Who do they hire to manage the program?
BlackRock was summoned once again. The Federal Reserve entrusted it with managing bond purchase programs worth hundreds of billions of dollars — again, without competitive selection. (euronews)
During COVID, BlackRock managed $500 billion in Federal Reserve bond purchases. (Substack)
For the second time in twelve years, a single private company managed the money of American taxpayers during a national crisis. Without elections. Without public debate. Without a competitive bid.
What BlackRock Is Today
BlackRock manages $14 trillion in assets. Revenue for 2025: $24.22 billion. Net income: $5.55 billion. Offices in 30 countries. Clients in 100 countries. 24,900 employees. (aol)
But the numbers do not capture the real scale of influence.
Through its iShares ETF funds, BlackRock is one of the largest shareholders in virtually every publicly traded company in the United States. (aol) This means BlackRock votes at shareholder meetings of Amazon, Apple, Microsoft, ExxonMobil, Goldman Sachs, and thousands of other companies. Simultaneously.
Nobody elected Fink. Nobody voted for BlackRock. But its decisions on how to vote at shareholder meetings shape the strategy of the world's largest corporations.
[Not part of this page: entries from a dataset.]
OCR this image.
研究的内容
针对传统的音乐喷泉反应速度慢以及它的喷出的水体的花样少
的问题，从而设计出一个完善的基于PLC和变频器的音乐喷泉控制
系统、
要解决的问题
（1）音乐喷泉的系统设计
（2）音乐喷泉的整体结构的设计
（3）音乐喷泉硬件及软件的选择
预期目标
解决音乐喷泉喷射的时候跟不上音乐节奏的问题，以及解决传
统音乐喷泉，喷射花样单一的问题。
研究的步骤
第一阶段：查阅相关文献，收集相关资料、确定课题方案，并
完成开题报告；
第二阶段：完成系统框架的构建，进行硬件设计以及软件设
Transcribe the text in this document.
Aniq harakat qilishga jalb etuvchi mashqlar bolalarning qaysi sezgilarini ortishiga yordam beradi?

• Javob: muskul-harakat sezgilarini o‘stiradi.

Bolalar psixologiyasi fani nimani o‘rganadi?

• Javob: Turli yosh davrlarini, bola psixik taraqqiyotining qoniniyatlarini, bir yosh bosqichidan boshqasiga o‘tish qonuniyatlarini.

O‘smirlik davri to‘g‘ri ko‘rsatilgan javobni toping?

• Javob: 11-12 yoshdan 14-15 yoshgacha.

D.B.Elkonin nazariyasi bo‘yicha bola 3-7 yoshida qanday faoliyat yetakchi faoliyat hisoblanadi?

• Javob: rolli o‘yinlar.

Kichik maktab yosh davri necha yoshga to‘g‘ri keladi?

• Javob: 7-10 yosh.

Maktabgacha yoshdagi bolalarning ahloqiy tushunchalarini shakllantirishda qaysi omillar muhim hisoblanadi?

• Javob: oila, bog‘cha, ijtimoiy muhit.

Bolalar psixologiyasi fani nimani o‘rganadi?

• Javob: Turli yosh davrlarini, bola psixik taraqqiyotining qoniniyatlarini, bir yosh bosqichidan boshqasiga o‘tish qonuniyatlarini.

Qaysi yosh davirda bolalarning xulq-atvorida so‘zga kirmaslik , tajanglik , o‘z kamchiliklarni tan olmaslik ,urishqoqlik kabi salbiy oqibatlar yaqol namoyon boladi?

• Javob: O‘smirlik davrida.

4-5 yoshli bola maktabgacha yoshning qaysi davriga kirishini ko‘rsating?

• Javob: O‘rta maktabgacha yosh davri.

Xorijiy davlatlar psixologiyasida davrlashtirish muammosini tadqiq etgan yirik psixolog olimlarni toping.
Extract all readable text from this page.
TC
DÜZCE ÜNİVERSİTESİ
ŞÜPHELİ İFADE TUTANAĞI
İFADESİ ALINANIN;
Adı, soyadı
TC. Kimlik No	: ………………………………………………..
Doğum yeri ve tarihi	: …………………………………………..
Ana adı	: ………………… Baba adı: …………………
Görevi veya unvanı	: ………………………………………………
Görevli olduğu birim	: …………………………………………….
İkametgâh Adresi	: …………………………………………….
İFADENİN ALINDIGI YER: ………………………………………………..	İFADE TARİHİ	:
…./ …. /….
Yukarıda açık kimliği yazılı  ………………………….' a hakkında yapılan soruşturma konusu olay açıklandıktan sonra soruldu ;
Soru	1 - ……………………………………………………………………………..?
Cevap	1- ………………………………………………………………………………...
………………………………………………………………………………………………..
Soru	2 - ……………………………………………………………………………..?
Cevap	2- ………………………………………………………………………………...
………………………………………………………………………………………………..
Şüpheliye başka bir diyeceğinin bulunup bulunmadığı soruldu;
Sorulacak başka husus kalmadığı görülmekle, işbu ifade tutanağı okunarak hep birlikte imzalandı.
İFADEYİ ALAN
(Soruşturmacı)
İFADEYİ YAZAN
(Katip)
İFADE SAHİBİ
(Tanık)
Aladdin as an Instrument of Power
Among Aladdin's clients: CalPERS, Deutsche Bank, Prudential, the Bank of Israel, and dozens of other major financial institutions worldwide. (NCHStats)
When the California teachers' pension fund makes an investment decision — it sees the world through Aladdin's lens. When Deutsche Bank assesses risk — it uses Aladdin. When the central bank of a small country manages its reserves — it may well be using Aladdin too.
They all see different data. But they analyze it through the same tool. A tool owned by one private company.
If you have investments — through a financial advisor, a pension fund, or a private wealth manager — your money is most likely already being touched by Aladdin. (Fox News)
Fink's Letters: A Voice Without a Mandate
Every year, Larry Fink writes an open letter to the CEOs of the world's largest companies. Not a request. Not a recommendation. A directive on what business should look like.
He wrote about climate change — and corporations restructured their strategies. He wrote about social responsibility — and boards of directors reorganized. He wrote about geopolitical risks — and investment flows shifted.
No law requires any CEO to read these letters. But $14 trillion under BlackRock's management is a persuasive argument.
The End of the Series
Larry Fink was fired in disgrace in 1986. He built the instruments that detonated the global economy in 2008. He was hired to save that same economy — without tender, without competition. In 2020 — again.
Today his system monitors $25 trillion in assets belonging to others. His company votes at shareholder meetings of thousands of corporations. His annual letters shape the strategies of global business.
This is not a bank. Not a hedge fund. Not a government.
It is something for which no name has yet been invented.
BlackRock is the structure handed the keys to the financial system at moments of crisis. Each time — with a little more power. Each time — without public discussion. (euronews)
The most influential company in the world. The name most people have never heard.
Note: Synthesis of widely cited sources.